Kreis Lörrach „Landlust“ nutzen und inszenieren

Auch ein Fernsehteam interessierte sich für die Veranstaltung des Dehoga-Verbandes. Foto: Jäger Foto: Die Oberbadische

Kreis Lörrach (jä). Die Perspektiven für die Gastronomie im ländlichen Raum waren Thema in der Dialogreihe „Rathaus trifft Wirtshaus“, die zum fünften Mal vom Hotel- und Gaststättenverband (Dehoga) Baden-Württemberg zusammen mit dem Gemeindetag Baden-Württemberg veranstaltet wurde. Hervorgehoben wurde dabei auch die Bedeutung von Gasthäusern auf dem und für das Dorf.
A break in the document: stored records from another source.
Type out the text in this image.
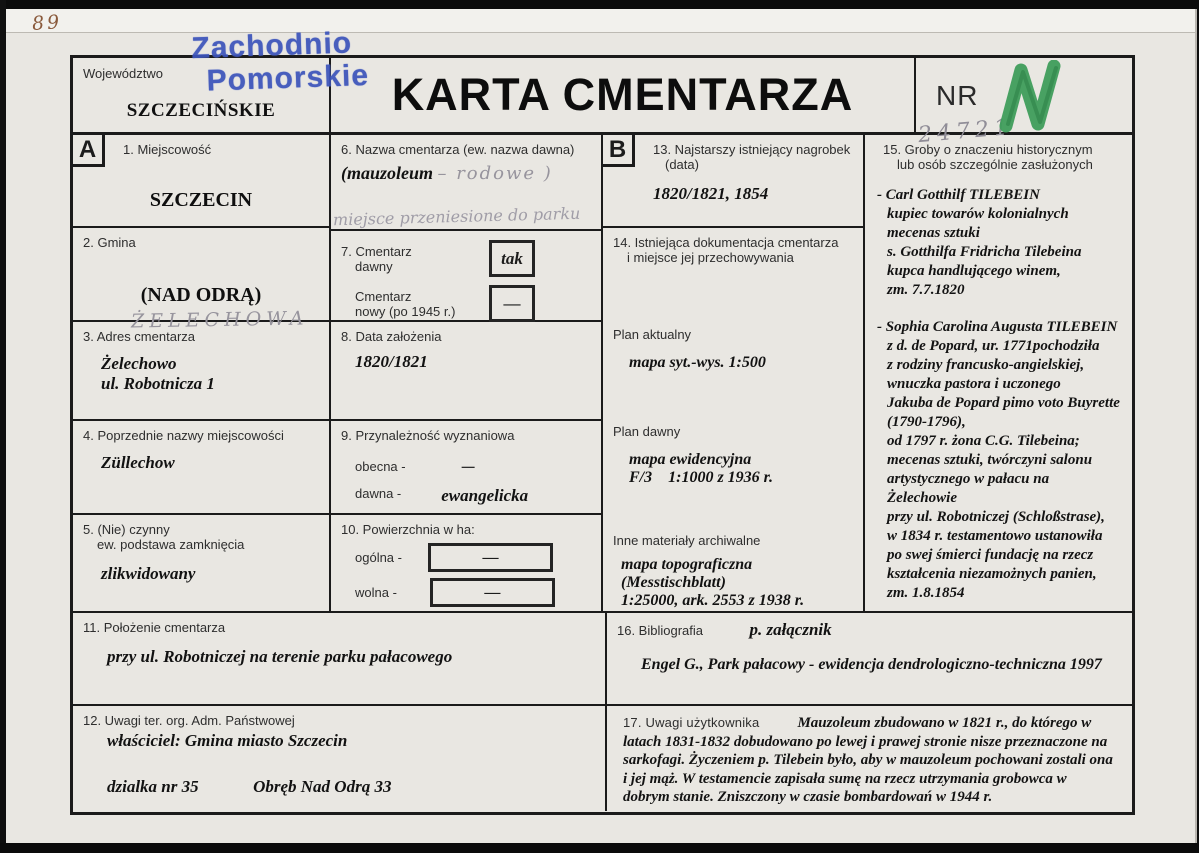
89
Zachodnio
Pomorskie
Województwo
SZCZECIŃSKIE	KARTA CMENTARZA	NR
24721
A	1. Miejscowość
SZCZECIN
2. Gmina
(NAD ODRĄ)
ŻELECHOWA
3. Adres cmentarza
Żelechowo
ul. Robotnicza 1
4. Poprzednie nazwy miejscowości
Züllechow
5. (Nie) czynny
ew. podstawa zamknięcia
zlikwidowany
6. Nazwa cmentarza (ew. nazwa dawna)
(mauzoleum – rodowe )
miejsce przeniesione do parku
7. Cmentarz
dawny	tak
Cmentarz
nowy (po 1945 r.)	—
8. Data założenia
1820/1821
9. Przynależność wyznaniowa
obecna -	—
dawna - ewangelicka
10. Powierzchnia w ha:
ogólna -	—
wolna -	—
B	13. Najstarszy istniejący nagrobek
(data)
1820/1821, 1854
14. Istniejąca dokumentacja cmentarza
i miejsce jej przechowywania
Plan aktualny
mapa syt.-wys. 1:500
Plan dawny
mapa ewidencyjna
F/3    1:1000 z 1936 r.
Inne materiały archiwalne
mapa topograficzna (Messtischblatt)
1:25000, ark. 2553 z 1938 r.
15. Groby o znaczeniu historycznym
lub osób szczególnie zasłużonych
- Carl Gotthilf TILEBEIN
kupiec towarów kolonialnych
mecenas sztuki
s. Gotthilfa Fridricha Tilebeina
kupca handlującego winem,
zm. 7.7.1820
- Sophia Carolina Augusta TILEBEIN
z d. de Popard, ur. 1771pochodziła
z rodziny francusko-angielskiej,
wnuczka pastora i uczonego
Jakuba de Popard pimo voto Buyrette
(1790-1796),
od 1797 r. żona C.G. Tilebeina;
mecenas sztuki, twórczyni salonu
artystycznego w pałacu na Żelechowie
przy ul. Robotniczej (Schloßstrase),
w 1834 r. testamentowo ustanowiła
po swej śmierci fundację na rzecz
kształcenia niezamożnych panien,
zm. 1.8.1854
11. Położenie cmentarza
przy ul. Robotniczej na terenie parku pałacowego
12. Uwagi ter. org. Adm. Państwowej
właściciel: Gmina miasto Szczecin
dzialka nr 35	Obręb Nad Odrą 33
16. Bibliografia	p. załącznik
Engel G., Park pałacowy - ewidencja dendrologiczno-techniczna 1997
17. Uwagi użytkownika	Mauzoleum zbudowano w 1821 r., do którego w latach 1831-1832 dobudowano po lewej i prawej stronie nisze przeznaczone na sarkofagi. Życzeniem p. Tilebein było, aby w mauzoleum pochowani zostali ona i jej mąż. W testamencie zapisała sumę na rzecz utrzymania grobowca w dobrym stanie. Zniszczony w czasie bombardowań w 1944 r.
Im „dasrößle“ im Todtnauer Ortsteil Geschwend, das durch die Initiative einer Genossenschaft als Dorfgasthaus gerettet wurde, trafen sich Bürgermeister aus dem Wiesental und dem Markgräfler Land sowie Gastronomen aus der Region, um in einem (verbalen) Sechs-Gänge-Menü über die Möglichkeiten zu diskutieren, wie das Gasthaus-Sterben auf dem Land aufgehalten werden kann.
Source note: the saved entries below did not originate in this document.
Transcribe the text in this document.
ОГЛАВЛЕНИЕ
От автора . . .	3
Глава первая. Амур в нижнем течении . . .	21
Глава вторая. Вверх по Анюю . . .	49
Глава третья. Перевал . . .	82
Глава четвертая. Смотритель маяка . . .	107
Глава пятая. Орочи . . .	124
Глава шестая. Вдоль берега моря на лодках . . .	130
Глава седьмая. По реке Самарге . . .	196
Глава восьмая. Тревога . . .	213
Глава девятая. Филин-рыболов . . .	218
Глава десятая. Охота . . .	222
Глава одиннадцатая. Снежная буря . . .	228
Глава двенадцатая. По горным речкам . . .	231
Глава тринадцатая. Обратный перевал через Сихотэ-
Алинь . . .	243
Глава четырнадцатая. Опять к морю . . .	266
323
Peter Schmid, Präsident des Dehoga-Verbandes Baden-Württemberg, betonte den großen Stellenwert eines Gasthauses im Dorf als Ort der Begegnung, der Gemeinschaft, für Feste und als ein Stück Heimat. Gerade die Bürgermeister seien durch ihre Verankerung in den Gemeinden besonders geeignet, den Erhalt der Dorfgasthäuser zu fördern, betonte Roger Kehle, Präsident des Gemeindetages Baden-Württemberg. Dorfgasthäuser könnten nur unter fairen und günstigen Rahmenbedingungen überleben. Hier könnten die Kommunen einen wertvollen Beitrag leisten, indem sie Vorschriften und Regelungen gastfreundlich gestalten und die Vermarktung unterstützen. Auch sei eine gute Zusammenarbeit mit den Vereinen zu fördern. Hier sollten sich die Wirte einbringen, wenn Veranstaltungen im Ort geplant werden.
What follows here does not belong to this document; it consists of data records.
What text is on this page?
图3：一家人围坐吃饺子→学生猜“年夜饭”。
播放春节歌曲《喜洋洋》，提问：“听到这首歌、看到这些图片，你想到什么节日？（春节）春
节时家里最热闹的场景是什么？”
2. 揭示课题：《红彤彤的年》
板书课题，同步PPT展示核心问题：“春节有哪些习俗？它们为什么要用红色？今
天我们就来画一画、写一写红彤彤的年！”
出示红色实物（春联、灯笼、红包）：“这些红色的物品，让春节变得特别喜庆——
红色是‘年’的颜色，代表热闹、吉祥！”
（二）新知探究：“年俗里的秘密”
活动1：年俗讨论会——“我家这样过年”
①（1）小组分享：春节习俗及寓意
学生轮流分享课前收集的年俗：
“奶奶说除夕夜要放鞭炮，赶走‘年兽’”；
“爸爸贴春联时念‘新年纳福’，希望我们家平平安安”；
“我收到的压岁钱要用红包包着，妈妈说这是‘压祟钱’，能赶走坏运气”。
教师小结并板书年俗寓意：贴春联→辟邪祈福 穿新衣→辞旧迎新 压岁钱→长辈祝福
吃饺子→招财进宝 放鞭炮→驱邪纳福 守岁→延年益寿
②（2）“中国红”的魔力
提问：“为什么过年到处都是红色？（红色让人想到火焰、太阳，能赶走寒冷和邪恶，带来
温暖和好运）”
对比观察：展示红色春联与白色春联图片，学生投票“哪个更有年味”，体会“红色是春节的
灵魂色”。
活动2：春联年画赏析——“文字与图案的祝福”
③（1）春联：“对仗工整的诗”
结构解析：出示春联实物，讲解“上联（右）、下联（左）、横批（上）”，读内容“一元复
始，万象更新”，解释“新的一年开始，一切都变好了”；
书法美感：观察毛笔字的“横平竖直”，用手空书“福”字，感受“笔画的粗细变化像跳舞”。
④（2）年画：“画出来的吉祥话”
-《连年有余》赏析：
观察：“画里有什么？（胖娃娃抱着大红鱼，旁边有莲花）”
Die Vereine machten viel für die Dörfer, darin war man sich einig, hier wünschte sich Peter Schmid jedoch mehr Chancengleichheit. Die Preise, die die Vereine für die Verpflegung verlangen, könnte die Gastronomie, die Mehrwertsteuer auf die Produkte und ihre Angestellten zahlen müsse, nicht bieten. „Wir müssen aufhören, übereinander zu reden, wir müssen miteinander reden“, so auch Roger Kehle.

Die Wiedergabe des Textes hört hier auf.